The Halpern Judaica Collection: Tradition and Treasure | Part II

The Halpern Judaica Collection: Tradition and Treasure | Part II

View full screen - View 1 of Lot 286. Babylonian Talmud, Tractate Bava Batra, [Krakow: Aaron and Mordecai Prostitz, 1616-ca. 1620].

Babylonian Talmud, Tractate Bava Batra, [Krakow: Aaron and Mordecai Prostitz, 1616-ca. 1620]

Lot Closed

December 20, 06:15 PM GMT

Estimate

5,000 - 7,000 USD

Lot Details

Description

Babylonian Talmud, Tractate Bava Batra, [Krakow: Aaron and Mordecai Prostitz, 1616-ca. 1620]


A rare treatise from an early portable edition of the Babylonian Talmud.


Beginning with the first tractate published in Soncino in 1483-1484, the Talmud was virtually always printed in folio or small folio format. Its text was accompanied by the commentary of Rashi and, depending on the tastes of the printers, that of the Northern French Tosafist scholars as well. With the appearance of the first complete editions issued by Daniel Bomberg in Venice in the first half of the sixteenth century, the Talmudic page was standardized, allowing Torah scholars to reference passages with greater specificity than ever before. However, these large volumes were generally bulky and expensive, putting the acquisition of a complete set of the Talmud out of the reach of many, including impoverished yeshivah students.

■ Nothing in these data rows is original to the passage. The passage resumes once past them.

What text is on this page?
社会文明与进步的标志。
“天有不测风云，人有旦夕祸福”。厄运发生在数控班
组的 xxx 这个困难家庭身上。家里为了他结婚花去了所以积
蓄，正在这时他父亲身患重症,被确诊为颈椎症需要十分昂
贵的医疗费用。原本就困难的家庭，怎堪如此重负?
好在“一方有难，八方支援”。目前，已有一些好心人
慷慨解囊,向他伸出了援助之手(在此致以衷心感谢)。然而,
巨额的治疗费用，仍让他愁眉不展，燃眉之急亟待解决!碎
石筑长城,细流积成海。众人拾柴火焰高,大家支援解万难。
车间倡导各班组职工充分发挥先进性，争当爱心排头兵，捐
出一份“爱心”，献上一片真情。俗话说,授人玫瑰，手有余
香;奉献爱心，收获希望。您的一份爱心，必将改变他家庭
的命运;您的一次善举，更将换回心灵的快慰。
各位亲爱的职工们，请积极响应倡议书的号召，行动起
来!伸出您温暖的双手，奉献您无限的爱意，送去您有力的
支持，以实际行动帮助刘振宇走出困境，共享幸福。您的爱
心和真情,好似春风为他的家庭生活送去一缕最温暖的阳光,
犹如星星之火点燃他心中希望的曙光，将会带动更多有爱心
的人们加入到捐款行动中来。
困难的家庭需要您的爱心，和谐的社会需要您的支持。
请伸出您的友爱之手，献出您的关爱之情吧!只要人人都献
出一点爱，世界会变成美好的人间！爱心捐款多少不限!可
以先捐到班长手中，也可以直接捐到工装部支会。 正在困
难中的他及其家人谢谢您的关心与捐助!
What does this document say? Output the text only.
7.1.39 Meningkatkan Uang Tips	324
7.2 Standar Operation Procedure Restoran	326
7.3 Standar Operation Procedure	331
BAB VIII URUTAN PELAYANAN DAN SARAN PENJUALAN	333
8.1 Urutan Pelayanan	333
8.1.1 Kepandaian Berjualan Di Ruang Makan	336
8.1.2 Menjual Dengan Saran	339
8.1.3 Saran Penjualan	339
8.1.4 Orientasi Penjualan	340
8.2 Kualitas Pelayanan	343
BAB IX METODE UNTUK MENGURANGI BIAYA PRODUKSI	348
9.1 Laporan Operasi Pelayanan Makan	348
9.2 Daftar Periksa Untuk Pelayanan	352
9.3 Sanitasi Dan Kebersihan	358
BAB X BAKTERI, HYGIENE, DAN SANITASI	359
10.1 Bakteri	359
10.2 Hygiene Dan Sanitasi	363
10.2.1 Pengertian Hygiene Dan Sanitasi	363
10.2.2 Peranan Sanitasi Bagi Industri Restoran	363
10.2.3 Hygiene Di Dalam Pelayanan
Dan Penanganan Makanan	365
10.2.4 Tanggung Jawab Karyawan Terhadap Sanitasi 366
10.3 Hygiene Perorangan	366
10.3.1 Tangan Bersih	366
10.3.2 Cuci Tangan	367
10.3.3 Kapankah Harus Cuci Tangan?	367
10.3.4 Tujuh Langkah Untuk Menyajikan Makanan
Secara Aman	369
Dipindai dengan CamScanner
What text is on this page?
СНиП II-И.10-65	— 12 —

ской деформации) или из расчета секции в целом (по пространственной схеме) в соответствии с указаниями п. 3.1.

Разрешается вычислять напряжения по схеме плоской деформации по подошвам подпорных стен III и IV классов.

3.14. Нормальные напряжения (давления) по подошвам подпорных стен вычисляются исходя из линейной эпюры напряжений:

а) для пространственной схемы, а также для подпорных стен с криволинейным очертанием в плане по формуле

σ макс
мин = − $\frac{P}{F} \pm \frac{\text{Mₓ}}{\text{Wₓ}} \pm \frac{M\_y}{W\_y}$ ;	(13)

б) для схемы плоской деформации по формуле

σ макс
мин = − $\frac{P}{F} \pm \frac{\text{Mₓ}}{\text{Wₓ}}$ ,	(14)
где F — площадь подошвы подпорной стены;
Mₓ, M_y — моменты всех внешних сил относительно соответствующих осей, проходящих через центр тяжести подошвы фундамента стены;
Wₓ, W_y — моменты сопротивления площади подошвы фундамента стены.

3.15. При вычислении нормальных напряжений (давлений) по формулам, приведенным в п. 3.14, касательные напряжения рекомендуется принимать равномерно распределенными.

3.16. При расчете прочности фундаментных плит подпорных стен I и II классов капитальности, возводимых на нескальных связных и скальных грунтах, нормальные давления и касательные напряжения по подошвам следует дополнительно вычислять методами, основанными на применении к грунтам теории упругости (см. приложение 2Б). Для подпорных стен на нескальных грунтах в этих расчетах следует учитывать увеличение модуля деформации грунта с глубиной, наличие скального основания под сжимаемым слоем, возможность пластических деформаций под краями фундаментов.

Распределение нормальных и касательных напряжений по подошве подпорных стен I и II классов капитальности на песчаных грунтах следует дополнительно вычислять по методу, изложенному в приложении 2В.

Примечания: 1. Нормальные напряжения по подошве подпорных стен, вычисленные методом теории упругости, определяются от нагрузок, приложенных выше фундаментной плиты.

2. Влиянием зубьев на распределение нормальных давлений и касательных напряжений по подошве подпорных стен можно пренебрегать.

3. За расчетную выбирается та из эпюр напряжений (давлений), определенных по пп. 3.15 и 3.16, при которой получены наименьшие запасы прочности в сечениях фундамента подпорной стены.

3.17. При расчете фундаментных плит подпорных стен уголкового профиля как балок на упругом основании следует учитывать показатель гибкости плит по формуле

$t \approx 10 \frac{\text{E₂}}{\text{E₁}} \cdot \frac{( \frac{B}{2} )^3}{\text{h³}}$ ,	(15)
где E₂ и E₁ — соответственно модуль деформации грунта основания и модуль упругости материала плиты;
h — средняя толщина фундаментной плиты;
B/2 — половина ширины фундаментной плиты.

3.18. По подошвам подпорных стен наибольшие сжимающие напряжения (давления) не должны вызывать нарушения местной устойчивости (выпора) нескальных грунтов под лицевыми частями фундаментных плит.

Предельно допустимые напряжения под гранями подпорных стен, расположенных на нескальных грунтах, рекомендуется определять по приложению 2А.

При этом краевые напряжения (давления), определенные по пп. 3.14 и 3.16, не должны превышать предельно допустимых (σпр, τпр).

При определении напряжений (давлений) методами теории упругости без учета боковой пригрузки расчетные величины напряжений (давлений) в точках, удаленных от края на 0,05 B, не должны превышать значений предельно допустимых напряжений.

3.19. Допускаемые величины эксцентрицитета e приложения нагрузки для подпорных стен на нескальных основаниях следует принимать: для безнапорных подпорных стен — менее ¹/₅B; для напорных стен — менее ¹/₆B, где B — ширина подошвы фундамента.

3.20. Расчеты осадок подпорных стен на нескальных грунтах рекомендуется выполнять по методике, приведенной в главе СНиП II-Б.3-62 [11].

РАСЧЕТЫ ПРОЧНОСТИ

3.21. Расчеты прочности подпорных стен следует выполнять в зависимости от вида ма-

To answer the need for a more affordable and portable Talmud, descendants of the great Krakow publisher Isaac ben Aaron Prostitz (d. 1612) produced a new edition between 1616 and about 1620 in octavo format. Breaking with the tradition established by Bomberg, they laid out the Talmudic page anew and removed the commentary of the Tosafists. References to Bomberg’s standard foliation, as well as those of the Massoret ha-shas and Ein mishpat, were sparingly added in the margins, along with occasional quotations of explanations of difficult words by the author of the Arukh Talmudic dictionary. The text of this edition was based on the previous, full-sized Prostitz edition published in 1602-1605, and most of the treatises, including Bava batra, were issued without title pages.


With this new, smaller format, the printers anticipated, a student of Talmud will be able to “leave and return with his Talmud in hand to learn from it,” and there will be “great benefit to both the poor and the wealthy, young men and lads, since a person can purchase them easily, without expense; and even those who have copies of the older or newer Six Orders [of the Talmud] from the large printing will not have to use them all the time, and this will bring great benefit, since they will remain in [good] condition…” It seems these predictions may have come true, as surviving copies of tractates from this edition were rare already by the last quarter of the nineteenth century.


Provenance

Mendel Rosenbaum (f. 1r)


Physical Description

256 folios (7 5/8 x 6 1/8 in.; 193 x 156 mm) (collation: i-lxiv4) on paper; modern foliation in pencil in lower margins; episodic marginalia and corrections. Dampstaining toward front and rear; minor dog-earing and creasing; repairs on ff. 1-4, with small losses near upper margins of ff. 3-4; small hole in inner column of f. 2 and in outer column of f. 176, affecting individual letters; small repairs in lower edge of f. 25 and in outer edge of f. 52; small holes in outer margins of ff. 33-34; ff. 90-91 loose at head and ff. 154-155, 170-171 loose at foot; short tear extending from upper edge of f. 98; f. 256 strengthened along gutter. Modern brown leather blind-tooled with escutcheon containing tractate name on upper board, slightly scuffed; spine in five compartments with raised bands; tractate name lettered in gilt on spine; modern paper flyleaves and pastedowns.


Literature

Marvin J. Heller, Printing the Talmud: A History of the Earliest Printed Editions of the Talmud (Brooklyn: Im Hasefer, 1992), 381-390.


Marvin J. Heller, The Seventeenth Century Hebrew Book: An Abridged Thesaurus, vol. 1 (Leiden; Boston: Brill, 2011), 332-333, 350-351.


Raphael Nathan Note Rabbinovicz, Ma’amar al hadpasat ha-talmud (Munich: E. Huber, 1877), 74-75 (no. 16).


Moïse Schwab, “Une édition rarissime du Talmud,” Revue des études juives 63 (126) (April-June 1912): 300-303.